The Minnesota Division of All-natural Sources has implanted a modest tracking device in a silver carp captured on the St. Croix River Tuesday. This is the 1st time the DNR has tagged a silver carp, an invasive species that competes with native species for meals.
The tagged silver carp will give the DNR with important information on the movement and habits of this invasive species in the river program. The capture and tagging of the carp was a direct outcome of the DNR’s tracking of a previously tagged bighead carp.
The DNR and a contracted industrial fishing enterprise had been tracking and attempting to net the tagged bighead carp Tuesday when they captured the silver carp two miles south of the I-94 bridge more than the St. Croix River.
“We count on this tagged silver carp to give helpful info about the species’ habits, as has been the case with the previously tagged bighead carp,” mentioned DNR invasive fish coordinator Nick Frohnauer. “Since carp have a tendency to congregate, we’re also hopeful that the tagged silver carp will lead us to any other person invasive carp that may perhaps be in the location, just as the tagged bighead carp has.” The tagged bighead carp has led to 4 invasive carp discoveries this year and two final year.
A couple of extra invasive carp than usual have been captured in 2019, most likely for the reason that persistent higher water in southern Minnesota, Iowa and Illinois made prolonged “open river” circumstances in which fish could move up the Mississippi River unimpeded by the river’s locks and dams. Open river circumstances can advantage native species like lake sturgeon and paddlefish, which swim hundreds of miles in search of preferable habitat. Sadly, these circumstances also let other, non-native species to move upriver extra effortlessly.
Frohnauer noted that, although the DNR continues to be concerned about the prospective impacts of invasive carp in Minnesota waters, person adult fish captures do not indicate reproduction or an established population of invasive carp in the Mississippi River or elsewhere in the state. Person invasive carp have been caught as far upstream as Mississippi River Pool two close to the Twin Cities (bighead, grass, and silver), the King Energy Plant on the St. Croix River by Oak Park Heights (bighead), and just downstream of Granite Falls in the Minnesota River (bighead).
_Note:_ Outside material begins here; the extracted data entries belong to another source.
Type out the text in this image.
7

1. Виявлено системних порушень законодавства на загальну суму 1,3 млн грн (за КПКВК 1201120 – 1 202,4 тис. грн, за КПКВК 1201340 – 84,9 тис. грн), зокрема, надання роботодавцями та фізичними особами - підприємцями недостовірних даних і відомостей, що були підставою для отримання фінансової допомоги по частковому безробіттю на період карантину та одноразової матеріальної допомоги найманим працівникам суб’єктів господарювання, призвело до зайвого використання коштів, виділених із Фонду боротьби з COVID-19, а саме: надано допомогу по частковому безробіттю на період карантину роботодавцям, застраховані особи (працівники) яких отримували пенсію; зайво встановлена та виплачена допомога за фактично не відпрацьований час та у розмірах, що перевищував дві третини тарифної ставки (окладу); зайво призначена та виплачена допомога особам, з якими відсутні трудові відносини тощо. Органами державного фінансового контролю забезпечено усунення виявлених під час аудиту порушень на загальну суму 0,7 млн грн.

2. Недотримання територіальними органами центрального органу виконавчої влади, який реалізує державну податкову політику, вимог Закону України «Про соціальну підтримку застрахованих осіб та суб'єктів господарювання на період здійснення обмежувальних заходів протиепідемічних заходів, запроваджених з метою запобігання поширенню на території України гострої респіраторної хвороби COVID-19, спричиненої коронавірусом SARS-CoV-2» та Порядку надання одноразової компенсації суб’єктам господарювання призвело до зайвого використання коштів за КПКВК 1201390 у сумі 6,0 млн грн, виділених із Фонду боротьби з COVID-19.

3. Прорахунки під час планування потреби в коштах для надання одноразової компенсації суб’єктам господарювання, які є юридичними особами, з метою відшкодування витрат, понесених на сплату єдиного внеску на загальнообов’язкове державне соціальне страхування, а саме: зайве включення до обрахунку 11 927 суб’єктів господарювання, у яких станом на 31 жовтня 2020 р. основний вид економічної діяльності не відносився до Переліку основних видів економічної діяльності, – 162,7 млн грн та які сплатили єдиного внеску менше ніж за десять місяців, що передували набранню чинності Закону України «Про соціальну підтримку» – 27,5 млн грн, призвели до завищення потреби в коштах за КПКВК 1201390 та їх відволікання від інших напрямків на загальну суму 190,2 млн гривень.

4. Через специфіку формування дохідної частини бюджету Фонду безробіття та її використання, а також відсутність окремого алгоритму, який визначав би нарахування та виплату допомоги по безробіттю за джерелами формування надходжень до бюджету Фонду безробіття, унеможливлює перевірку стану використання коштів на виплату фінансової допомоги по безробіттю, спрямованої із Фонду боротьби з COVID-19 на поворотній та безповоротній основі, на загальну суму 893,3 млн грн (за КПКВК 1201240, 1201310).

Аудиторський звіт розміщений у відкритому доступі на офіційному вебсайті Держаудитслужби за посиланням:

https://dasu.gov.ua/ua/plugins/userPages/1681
Invasive carp have been progressing upstream considering that escaping into the Mississippi River from southern state fish farms in the 1970s. These massive, filter feeding fish compete with native species and pose a threat to rivers and lakes.
The DNR Invasive Species System has constructed partnerships with state and federal agencies, conservation groups, university researchers and industrial companies to stop the spread of invasive carp. The 2015 closure of the Mississippi River lock at Upper St. Anthony Falls in Minneapolis was a main accomplishment resulting from these efforts.
Invasive carp captures need to be reported to the DNR promptly. Get in touch with 651-587-2781 or e mail [email protected] Take a photo and transport the carp to the nearest DNR fisheries workplace or make arrangements for it to be picked up by a DNR official.